The Da Vinci Code was first published in 2003; since then, more than an estimated 40,000,000 copies have been printed worldwide (over 4,000,000 copies alone were sold in the UK last year). In 2005, the novel was within the top three highest selling fictional works in more than 20 countries. This fictional thriller, which supposes a marriage between Jesus and Mary Magdalene that produced a royal bloodline in France, is one of the most popular and controversial novels of our time. Along the way, it has sparked debates about the legitimacy of Western and Christian history. The Da Vinci Code begins with a spectacular murder in the Louvre. All clues allegedly point to a covert religious organisation that will stop at nothing to protect a secret that appears to threaten the overthrow of 2,000 years of accepted dogma.

The novel touches upon some of Western culture’s greatest so-called ‘mysteries’: from the Priory of Sion, the Knights Templar, and Opus Dei, to Mona Lisa’s smile and the Holy Grail. Since the publication of the book, rarely a week goes by without yet another ground-breaking TV/radio programme on ‘deciphering/breaking/decoding/uncovering/cracking The Da Vinci Code’. In May 2006, a feature length film based on the novel is scheduled to be released. Directed by Ron Howard, Dan Brown's The Da Vinci Code is brought to the big screen with a cast headed by Tom Hanks, Audrey Tautou, Sir Ian McKellen, Alfred Molina, and Jean Reno.

Many medievalists are contacted by students, staff, the media, and the general public about some of the points raised in the novel.
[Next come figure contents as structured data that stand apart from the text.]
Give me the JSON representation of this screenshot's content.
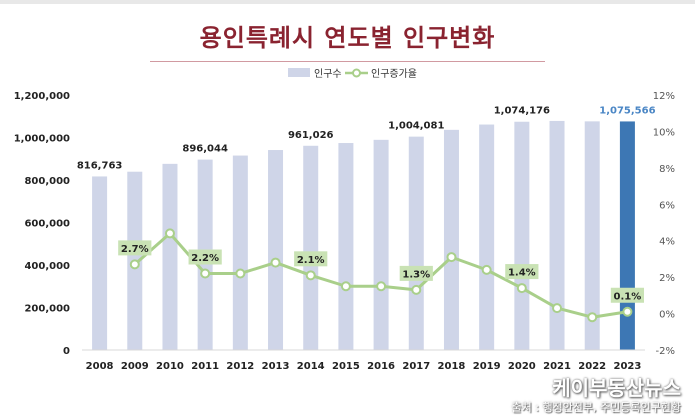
{
  "chart_data": {
    "type": "bar+line",
    "title": "용인특례시 연도별 인구변화",
    "legend": {
      "bar_label": "인구수",
      "line_label": "인구증가율",
      "position": "top"
    },
    "categories": [
      "2008",
      "2009",
      "2010",
      "2011",
      "2012",
      "2013",
      "2014",
      "2015",
      "2016",
      "2017",
      "2018",
      "2019",
      "2020",
      "2021",
      "2022",
      "2023"
    ],
    "series": [
      {
        "name": "인구수",
        "type": "bar",
        "axis": "left",
        "values": [
          816763,
          839000,
          876000,
          896044,
          915000,
          941000,
          961026,
          974000,
          989000,
          1004081,
          1036000,
          1061000,
          1074176,
          1078000,
          1076000,
          1075566
        ],
        "data_labels": [
          "816,763",
          "",
          "",
          "896,044",
          "",
          "",
          "961,026",
          "",
          "",
          "1,004,081",
          "",
          "",
          "1,074,176",
          "",
          "",
          "1,075,566"
        ],
        "color": "#cfd5e8",
        "highlight_color": "#3d77b4",
        "highlight_label_color": "#4a86c5"
      },
      {
        "name": "인구증가율",
        "type": "line",
        "axis": "right",
        "values": [
          null,
          2.7,
          4.4,
          2.2,
          2.2,
          2.8,
          2.1,
          1.5,
          1.5,
          1.3,
          3.1,
          2.4,
          1.4,
          0.3,
          -0.2,
          0.1
        ],
        "data_labels": [
          "",
          "2.7%",
          "",
          "2.2%",
          "",
          "",
          "2.1%",
          "",
          "",
          "1.3%",
          "",
          "",
          "1.4%",
          "",
          "",
          "0.1%"
        ],
        "color": "#a9cf8a",
        "label_bg": "#c9e2b4"
      }
    ],
    "y_left": {
      "min": 0,
      "max": 1200000,
      "ticks": [
        "0",
        "200,000",
        "400,000",
        "600,000",
        "800,000",
        "1,000,000",
        "1,200,000"
      ]
    },
    "y_right": {
      "min": -2,
      "max": 12,
      "ticks": [
        "-2%",
        "0%",
        "2%",
        "4%",
        "6%",
        "8%",
        "10%",
        "12%"
      ]
    },
    "grid": false
  },
  "watermark": "케이부동산뉴스",
  "source": "출처 : 행정안전부, 주민등록인구현황"
}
For medievalists, this raises the question of The Da Vinci Code’s relation to the public perception of history - of how this partially-factual history impinges on professional historiography.

Since publication of The Da Vinci Code, visitor numbers have risen sharply at all sites mentioned in the novel: from Rosslyn Chapel to the Louvre, and from Westminster Abbey to the church of St Sulpice, Paris. The novel has also inspired a plethora of Da Vinci-esque publications, both fictional and non-fictional. It seems that the book has rekindled in the public a fascination for all things medieval.

Due to limited time, this round table will be unable to answer all the questions raised by the book’s publication. Its aims will be to look behind some of the claims made in the novel, to provide an academic response to a work of fiction, and above all to explore how enthusiasm has changed attitudes to academic history by replacing it with an alternative version which the public cannot distinguish from the real thing.

Participants of this round table include Malcolm C. Barber (Professor of Medieval European History, Department of History, University of Reading, and author of The New Knighthood. A History of the Order of the Temple and Crusaders and Heretics, Twelfth to Fourteenth Centuries), Richard Barber (Publisher, Boydell & Brewer, and author of The Holy Grail: The History of a Legend), Andrew Prescott (Professor of History and Director of the Centre for Research into Freemasonry, University of Sheffield), and Helen Weinstein (Historian and BBC Producer and Broadcaster).